Installment payments for e-commerce purchases are starting to take hold in North America as an alternative to standard credit cards, and PayBright is seeking a niche in Canada.

PayBright integrates with a merchant's e-commerce platform and provides another payment option at checkout. The consumer is still buying on credit, but the terms are designed to be simpler because the store purchase, unlike the credit card, has a definitive end date.

E-commerce installments are not a new concept, though there's been more attention to the model given the rise of overall mobile and online commerce. Additionally, merchants are seeking to sell more across borders.

Wayne Pommen, president & CEO of PayBright
Wayne Pommen, president & CEO of PayBright.

The model has more of a foothold in Europe, where companies like Klarna and Splitit established markets over the past two to three years. Affirm recently launched a mobile commerce installment payment app, citing its own research that said 67% of Americans "fear debt." All of these companies are chasing millennials and other consumer groups that desire alternatives to the traditional credit card model for larger purchases.

"The installment model is superior to credit cards … you don't end up with a balance that's accruing interest that you're not paying off," said Wayne Pommen, president and CEO of PayBright, which formally launched in Canada this week after a three-month beta. "We offer a range of payment terms, but the most common ones have the customers paying off the purchase in six or 12 months."

The lure for merchants is larger tickets since there's little risk to offering installments; PayBright pays the merchant in full at the time of purchase, Pommen said. During the beta, PayBright contends checkout conversions improved between 10% and 25% with average order values at 80% over e-commerce orders without financing, according to PayBright. The company identified its launch customers as Endy, a Canadian online mattress seller; and e-commerce platforms Shopify, Magento, WooCommerce and Solidus.

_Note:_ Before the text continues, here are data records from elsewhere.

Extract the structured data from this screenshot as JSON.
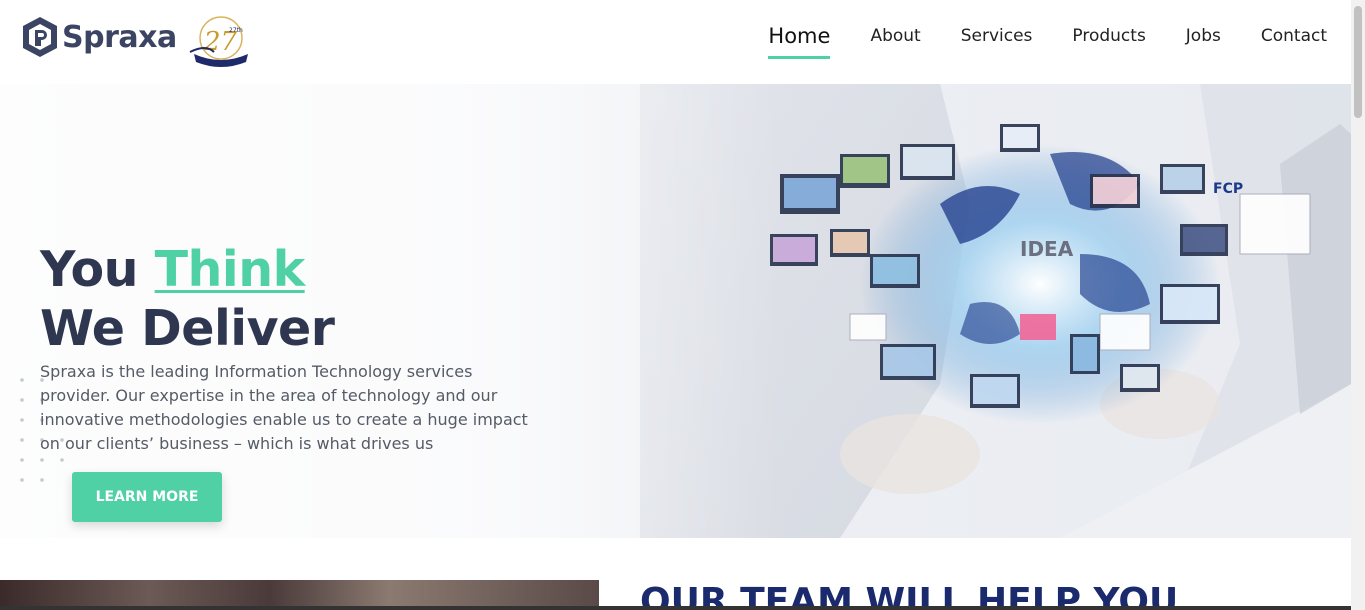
{
  "brand": {
    "name": "Spraxa",
    "logo_icon": "spraxa-logo-icon",
    "anniversary_badge": {
      "icon": "anniversary-27th-badge",
      "text": "27th"
    }
  },
  "nav": {
    "items": [
      {
        "label": "Home",
        "active": true
      },
      {
        "label": "About",
        "active": false
      },
      {
        "label": "Services",
        "active": false
      },
      {
        "label": "Products",
        "active": false
      },
      {
        "label": "Jobs",
        "active": false
      },
      {
        "label": "Contact",
        "active": false
      }
    ]
  },
  "hero": {
    "headline_line1_prefix": "You",
    "headline_line1_accent": "Think",
    "headline_line2": "We Deliver",
    "description": "Spraxa is the leading Information Technology services provider. Our expertise in the area of technology and our innovative methodologies enable us to create a huge impact on our clients’ business – which is what drives us",
    "cta_label": "LEARN MORE",
    "art_labels": {
      "idea": "IDEA",
      "fcp": "FCP"
    }
  },
  "team_section": {
    "heading": "OUR TEAM WILL HELP YOU"
  },
  "colors": {
    "accent": "#4fd1a5",
    "heading_dark": "#2e3650",
    "navy": "#1a2a6c"
  }
}
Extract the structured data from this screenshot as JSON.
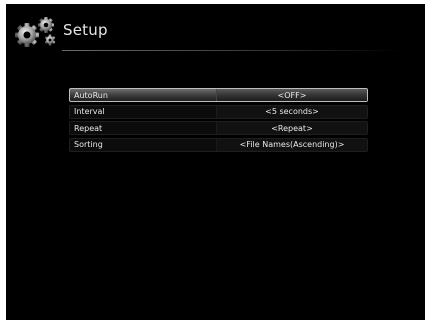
{
  "header": {
    "title": "Setup",
    "icon": "gears-icon"
  },
  "settings": [
    {
      "label": "AutoRun",
      "value": "<OFF>",
      "selected": true
    },
    {
      "label": "Interval",
      "value": "<5 seconds>",
      "selected": false
    },
    {
      "label": "Repeat",
      "value": "<Repeat>",
      "selected": false
    },
    {
      "label": "Sorting",
      "value": "<File Names(Ascending)>",
      "selected": false
    }
  ],
  "colors": {
    "background": "#000000",
    "text": "#e8e8e8",
    "highlight": "#6e6e6e"
  }
}
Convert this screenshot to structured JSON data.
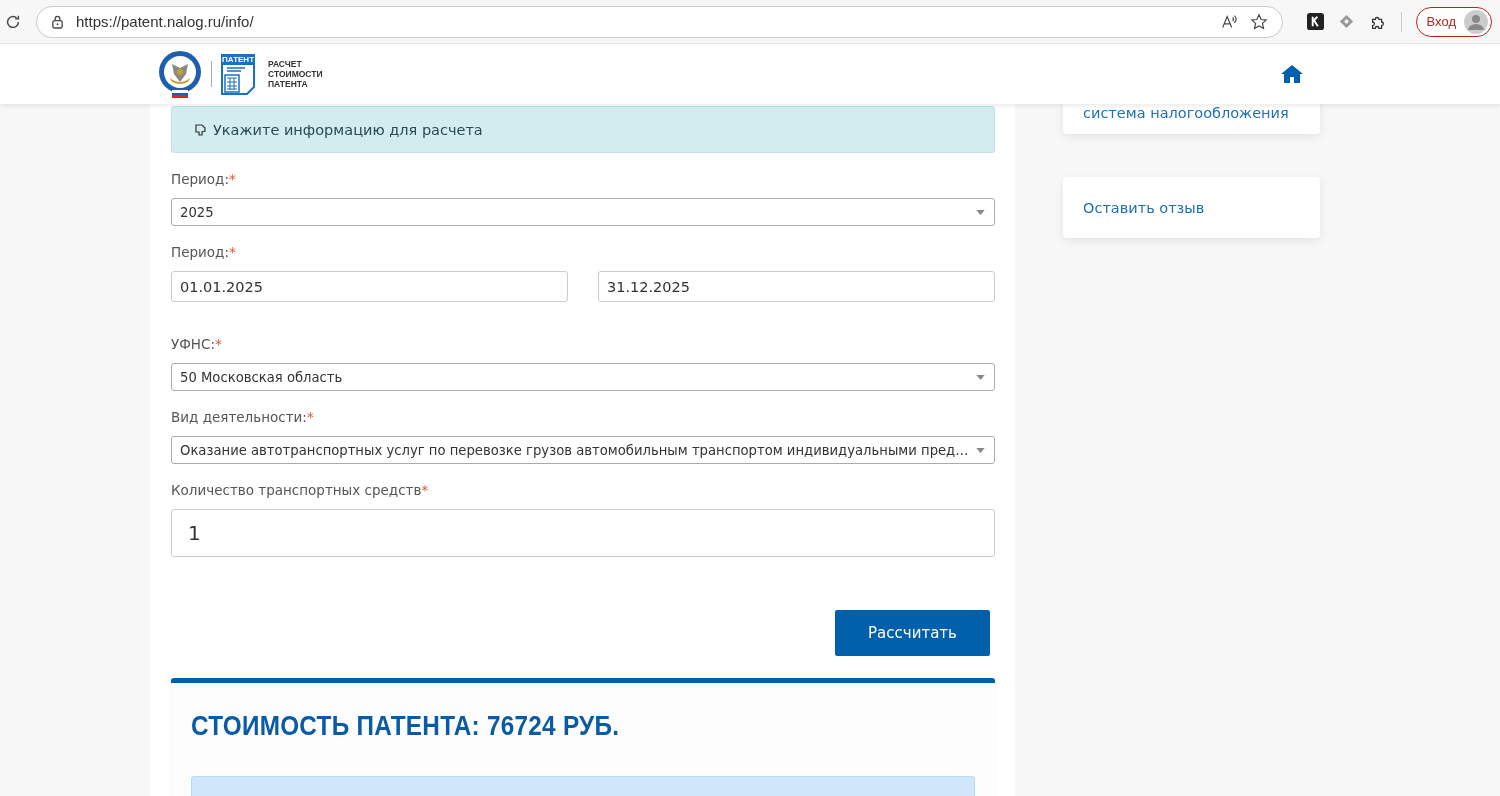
{
  "browser": {
    "url": "https://patent.nalog.ru/info/",
    "signin_label": "Вход"
  },
  "header": {
    "logo_badge": "ПАТЕНТ",
    "logo_lines": [
      "РАСЧЕТ",
      "СТОИМОСТИ",
      "ПАТЕНТА"
    ]
  },
  "info_banner": "Укажите информацию для расчета",
  "fields": [
    {
      "kind": "select",
      "label": "Период:",
      "required_mark": "*",
      "value": "2025"
    },
    {
      "kind": "date_range",
      "label": "Период:",
      "required_mark": "*",
      "values": [
        "01.01.2025",
        "31.12.2025"
      ]
    },
    {
      "kind": "select",
      "label": "УФНС:",
      "required_mark": "*",
      "value": "50 Московская область"
    },
    {
      "kind": "select",
      "label": "Вид деятельности:",
      "required_mark": "*",
      "value": "Оказание автотранспортных услуг по перевозке грузов автомобильным транспортом индивидуальными пред…"
    },
    {
      "kind": "number",
      "label": "Количество транспортных средств",
      "required_mark": "*",
      "value": "1"
    }
  ],
  "submit_button": "Рассчитать",
  "result": {
    "title": "СТОИМОСТЬ ПАТЕНТА: 76724 РУБ."
  },
  "sidebar": {
    "links": [
      "система налогообложения",
      "Оставить отзыв"
    ]
  }
}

Companies such as these first noticed a high number of in-store high-ticket purchases were being rejected by the credit card networks, said Ray Pucci, associate director of research services at Mercator.

"Many of these shoppers did not have extensive credit histories, so alternative lenders saw an opportunity and jumped in," Pucci said. "Now these alternative payment options have naturally spread to online commerce that offers a mega addressable market. However, this is becoming a crowded field for lenders, and remember that newcomers will have to compete with Amazon and PayPal, each of whom have a formidable merchant network along with a sizable customer base."

Banks are also taking advantage of the opportunity, said Zil Bareisis, a senior analyst at Celent, noting ICICI Bank and Paytm have partnered in India to provide instant digital credit.

"The benefits range from making credit available to people who may not have a traditional credit card to faster checkout without having to type in the card details," Bareisis said. "It also allows customers to pay after the delivery, which can be important when dealing with new merchants."

PayBright's stated differentiator is its market. The Toronto-based company already offers installment payment technology for in-store purchases, and has expanded to 2,500 merchant locations across Canada with $250 million in consumer credit approvals in its five-year history. PayBright is adding a new channel more than it's adding a new market, Pommen said.

But it's likely to bump up against Klarna, which recently plotted a move to the U.S. — and has drawn investment from Visa as the card network looks for ways to build its own alternative payment option for e-commerce purchases. Klarna is also diversifying, adding subscription payments for users such as golf clubs and receiving broader regulatory approval in Sweden to offer different financial services.

"Canada's tricky because of compliance hurdles and legacy tech hurdles. You have to comply in Quebec separately, for example, and there's also the language barrier," Pommen said. "If you're an international player, you saturate your home market before you think about a country like Canada."